Here’s the step-by-step game plan the Wall Street Bankers followed to steal money, homes and hope from the American middle class.
- 2B2F Banks assures Local Banks they will purchase any and every mortgage they can originate
- Local Banks make loans to people who clearly cannot pay
- Local Banks sell all mortgages to 2B2F Banks, make easy money on fees and take zero risk
- 2B2F Banks package all those loans up into pools (Mortgage Backed Securities) for sale to Pension Funds and commercial investors
- 2B2F Banks pay Rating Companies, (Fitch, S&P, Moody’s), to rate these MBS as AAA – in other words – every bit as secure as US Treasury Bonds
- Rating Companies intentionally avoid performing due diligence on MBS packages so that they can rate them AAA and thus get paid by the 2B2F Banks
- 2B2F Banks sell MBS to Pension Funds which – by charter – can only buy AAA-rated debt
- 2B2F Banks buy CDS’s on MBSs from Insurance Companies (AIG).
- When mortgages in MBS became overdue, 2B2F Banks ran to Uncle Sam, threatened the end of the world, and got Congress to buy the mortgages using taxpayer money
- 2B2F Banks foreclose on homes they don’t own. They don’t own the homes because they destroyed the original documents because those documents would prove the loans were fraudulent, the MBS were fraudulent and the CDS’s were essentially a guaranteed sure-fire bet.

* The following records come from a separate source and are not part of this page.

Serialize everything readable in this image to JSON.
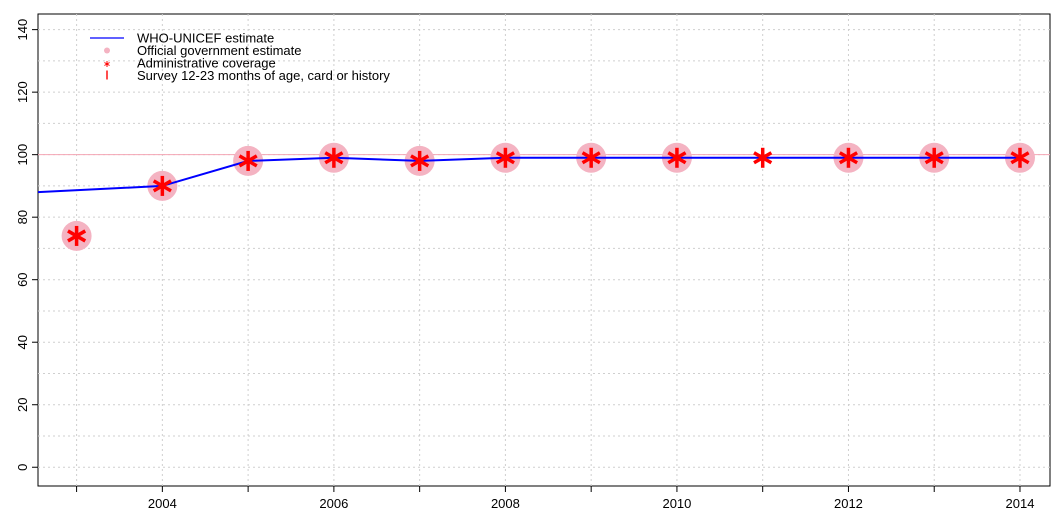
{
  "chart_data": {
    "type": "line",
    "x": [
      2003,
      2004,
      2005,
      2006,
      2007,
      2008,
      2009,
      2010,
      2011,
      2012,
      2013,
      2014
    ],
    "xlim": [
      2002.55,
      2014.35
    ],
    "ylim": [
      -6,
      145
    ],
    "x_ticks": [
      2004,
      2006,
      2008,
      2010,
      2012,
      2014
    ],
    "y_ticks": [
      0,
      20,
      40,
      60,
      80,
      100,
      120,
      140
    ],
    "reference_line": 100,
    "grid": true,
    "legend_position": "top-left",
    "series": [
      {
        "name": "WHO-UNICEF estimate",
        "kind": "line",
        "color": "#0000ff",
        "x": [
          2002.55,
          2004,
          2005,
          2006,
          2007,
          2008,
          2009,
          2010,
          2011,
          2012,
          2013,
          2014
        ],
        "values": [
          88,
          90,
          98,
          99,
          98,
          99,
          99,
          99,
          99,
          99,
          99,
          99
        ]
      },
      {
        "name": "Official government estimate",
        "kind": "circle",
        "color": "#f4b3c2",
        "x": [
          2003,
          2004,
          2005,
          2006,
          2007,
          2008,
          2009,
          2010,
          2012,
          2013,
          2014
        ],
        "values": [
          74,
          90,
          98,
          99,
          98,
          99,
          99,
          99,
          99,
          99,
          99
        ]
      },
      {
        "name": "Administrative coverage",
        "kind": "asterisk",
        "color": "#ff0000",
        "x": [
          2003,
          2004,
          2005,
          2006,
          2007,
          2008,
          2009,
          2010,
          2011,
          2012,
          2013,
          2014
        ],
        "values": [
          74,
          90,
          98,
          99,
          98,
          99,
          99,
          99,
          99,
          99,
          99,
          99
        ]
      },
      {
        "name": "Survey 12-23 months of age, card or history",
        "kind": "bar",
        "color": "#ff0000",
        "x": [],
        "values": []
      }
    ]
  }
}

My question for you, dear readers, is this: Now that you know that Banks intentionally, willfully and deliberately set about defrauding you, and now that you know that the Federal Goverment was their willing accomplices, what are YOU going to do about it? Are you gonna bend over and take it, or are you going to resist?

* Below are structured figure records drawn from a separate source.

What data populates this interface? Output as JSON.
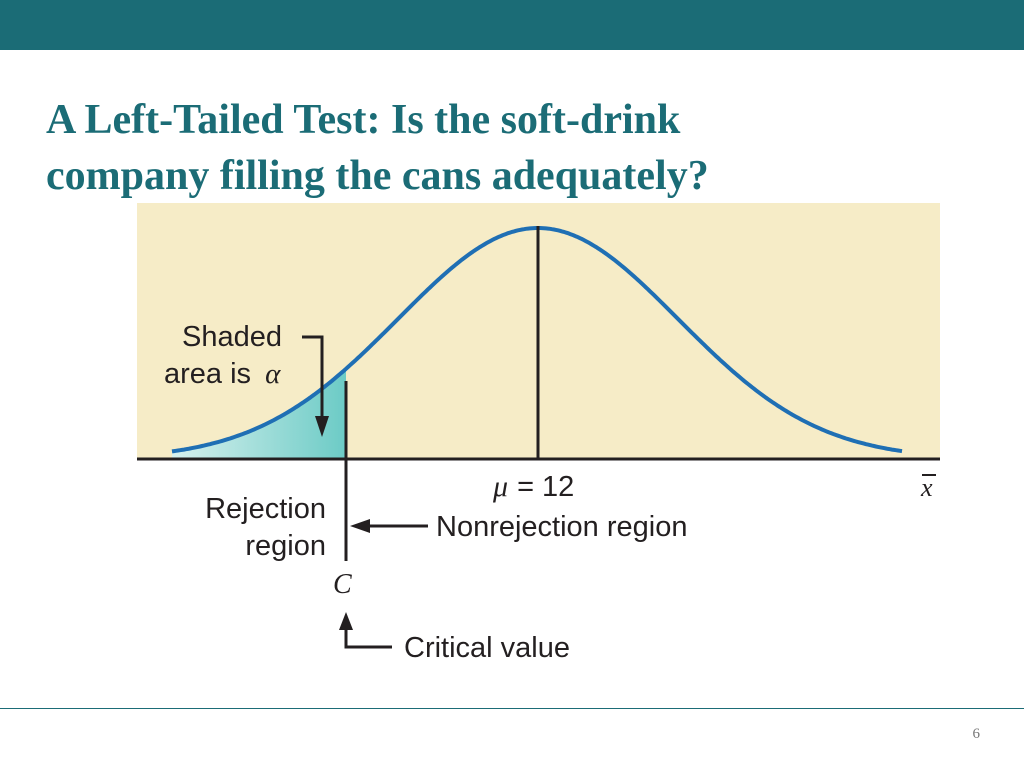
{
  "slide": {
    "title_line1": "A Left-Tailed Test: Is the soft-drink",
    "title_line2": "company filling the cans adequately?",
    "page_number": "6",
    "bar_color": "#1b6c76"
  },
  "diagram": {
    "shaded_label_line1": "Shaded",
    "shaded_label_line2": "area is",
    "alpha_symbol": "α",
    "mu_symbol": "μ",
    "mu_equals": "= 12",
    "xbar_symbol": "x",
    "rejection_line1": "Rejection",
    "rejection_line2": "region",
    "nonrejection_label": "Nonrejection region",
    "critical_symbol": "C",
    "critical_label": "Critical value",
    "colors": {
      "background": "#f6ecc7",
      "curve": "#1f6fb4",
      "shade": "#7ed3cf",
      "ink": "#231f20"
    }
  }
}
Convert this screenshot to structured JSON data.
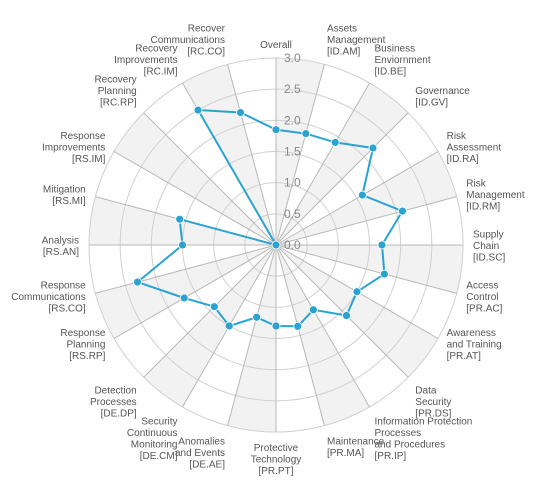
{
  "chart_data": {
    "type": "radar",
    "ylim": [
      0,
      3
    ],
    "yticks": [
      "0.0",
      "0.5",
      "1.0",
      "1.5",
      "2.0",
      "2.5",
      "3.0"
    ],
    "categories": [
      [
        "Overall"
      ],
      [
        "Assets",
        "Management",
        "[ID.AM]"
      ],
      [
        "Business",
        "Enviornment",
        "[ID.BE]"
      ],
      [
        "Governance",
        "[ID.GV]"
      ],
      [
        "Risk",
        "Assessment",
        "[ID.RA]"
      ],
      [
        "Risk",
        "Management",
        "[ID.RM]"
      ],
      [
        "Supply",
        "Chain",
        "[ID.SC]"
      ],
      [
        "Access",
        "Control",
        "[PR.AC]"
      ],
      [
        "Awareness",
        "and Training",
        "[PR.AT]"
      ],
      [
        "Data",
        "Security",
        "[PR.DS]"
      ],
      [
        "Information Protection",
        "Processes",
        "and Procedures",
        "[PR.IP]"
      ],
      [
        "Maintenance",
        "[PR.MA]"
      ],
      [
        "Protective",
        "Technology",
        "[PR.PT]"
      ],
      [
        "Anomalies",
        "and Events",
        "[DE.AE]"
      ],
      [
        "Security",
        "Continuous",
        "Monitoring",
        "[DE.CM]"
      ],
      [
        "Detection",
        "Processes",
        "[DE.DP]"
      ],
      [
        "Response",
        "Planning",
        "[RS.RP]"
      ],
      [
        "Response",
        "Communications",
        "[RS.CO]"
      ],
      [
        "Analysis",
        "[RS.AN]"
      ],
      [
        "Mitigation",
        "[RS.MI]"
      ],
      [
        "Response",
        "Improvements",
        "[RS.IM]"
      ],
      [
        "Recovery",
        "Planning",
        "[RC.RP]"
      ],
      [
        "Recovery",
        "Improvements",
        "[RC.IM]"
      ],
      [
        "Recover",
        "Communications",
        "[RC.CO]"
      ]
    ],
    "series": [
      {
        "values": [
          1.85,
          1.85,
          1.9,
          2.2,
          1.6,
          2.1,
          1.7,
          1.8,
          1.5,
          1.6,
          1.2,
          1.35,
          1.3,
          1.2,
          1.5,
          1.4,
          1.7,
          2.3,
          1.5,
          1.6,
          0.0,
          0.0,
          2.5,
          2.2
        ],
        "color": "#2ba3d0"
      }
    ],
    "grid": true,
    "band_colors": [
      "#f2f2f2",
      "#ffffff"
    ],
    "gridline_color": "#d0d0d0"
  }
}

As for me, my strategy is to starve them out.
KEY:
2B2F = Too Big To Fail – these are the banks, insurance companies and car companies that the government decided were too big to fail and thus “deserved” to be have their debts paid by the American middle class. Note that the bankers who are employed by these banks have taken somewhere in the neighborhood of $200 billion in bonuses since they got their bailout money. These include, but are not limited to: Fannie Mae, Freddie Mac, Goldman Sachs, JPMorgan-Chase, Morgan-Stanley, Wells Fargo, Bank of America, Citibank, GMAC Finance, GE Financial, Deutsche Bank, UBS, RBS, etcetera, etcetera.
MBS = Mortgage Backed Security – A commercial bond that is backed by a pool of mortgages. Compare this to a municipal bond that is backed by the citizens of a city, or a treasury bond that is backed by the government.

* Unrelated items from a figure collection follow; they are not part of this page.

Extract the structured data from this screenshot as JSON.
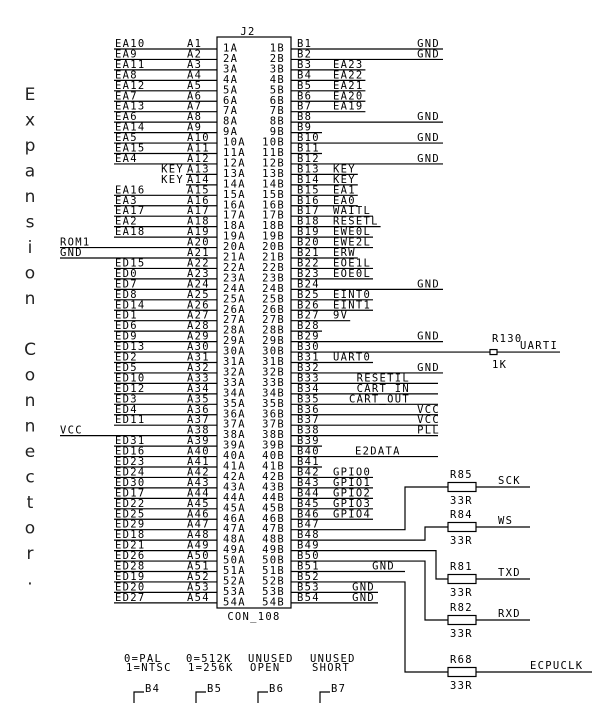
{
  "title": "Expansion Connector.",
  "connector": {
    "ref": "J2",
    "part": "CON_108"
  },
  "left_pins": [
    "EA10",
    "EA9",
    "EA11",
    "EA8",
    "EA12",
    "EA7",
    "EA13",
    "EA6",
    "EA14",
    "EA5",
    "EA15",
    "EA4",
    "KEY",
    "KEY",
    "EA16",
    "EA3",
    "EA17",
    "EA2",
    "EA18",
    "ROM1",
    "GND",
    "ED15",
    "ED0",
    "ED7",
    "ED8",
    "ED14",
    "ED1",
    "ED6",
    "ED9",
    "ED13",
    "ED2",
    "ED5",
    "ED10",
    "ED12",
    "ED3",
    "ED4",
    "ED11",
    "VCC",
    "ED31",
    "ED16",
    "ED23",
    "ED24",
    "ED30",
    "ED17",
    "ED22",
    "ED25",
    "ED29",
    "ED18",
    "ED21",
    "ED26",
    "ED28",
    "ED19",
    "ED20",
    "ED27"
  ],
  "right_pins": [
    "GND",
    "GND",
    "EA23",
    "EA22",
    "EA21",
    "EA20",
    "EA19",
    "GND",
    "",
    "GND",
    "",
    "GND",
    "KEY",
    "KEY",
    "EA1",
    "EA0",
    "WAITL",
    "RESETL",
    "EWE0L",
    "EWE2L",
    "ERW",
    "EOE1L",
    "EOE0L",
    "GND",
    "EINT0",
    "EINT1",
    "9V",
    "",
    "GND",
    "",
    "UART0",
    "GND",
    "RESETIL",
    "CART_IN",
    "CART_OUT",
    "VCC",
    "VCC",
    "PLL",
    "",
    "E2DATA",
    "",
    "GPIO0",
    "GPIO1",
    "GPIO2",
    "GPIO3",
    "GPIO4",
    "",
    "",
    "",
    "",
    "GND",
    "",
    "GND",
    "GND"
  ],
  "r130": {
    "ref": "R130",
    "value": "1K",
    "net": "UARTI",
    "pin": "B30"
  },
  "resistors": [
    {
      "ref": "R85",
      "value": "33R",
      "net": "SCK",
      "pin": "B47"
    },
    {
      "ref": "R84",
      "value": "33R",
      "net": "WS",
      "pin": "B48"
    },
    {
      "ref": "R81",
      "value": "33R",
      "net": "TXD",
      "pin": "B49"
    },
    {
      "ref": "R82",
      "value": "33R",
      "net": "RXD",
      "pin": "B50"
    },
    {
      "ref": "R68",
      "value": "33R",
      "net": "ECPUCLK",
      "pin": "B52"
    }
  ],
  "jumpers": [
    {
      "line1": "0=PAL",
      "line2": "1=NTSC",
      "pin": "B4"
    },
    {
      "line1": "0=512K",
      "line2": "1=256K",
      "pin": "B5"
    },
    {
      "line1": "UNUSED",
      "line2": "OPEN",
      "pin": "B6"
    },
    {
      "line1": "UNUSED",
      "line2": "SHORT",
      "pin": "B7"
    }
  ]
}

CDS = Credit Default Swap – An insurance policy on a financial instrument, in this case, Mortgage Backed Securities. If the MBS fails, then the holder of the CDS is paid off.
The reason AIG was considered 2B2F is because they had sold trillions of dollars worth of CDS’s to the 2B2Fs. When Lehman Brothers went bankrupt, they were obligated to pay the holders of CDS’s written against Lehman Brothers. Note that the 2B2Fs knew that the mortgages in the MBS were junk. They made money when they sold the MBS to the pension funds, they made money on the mortgages, they made money when the mortgages in the MBS went bad because of the CDS’s they bought, they got money for free from the government because they were 2B2F, they made money by foreclosing properties they did not own and then selling them, and they will likely make more money in other devious ways which are not yet public.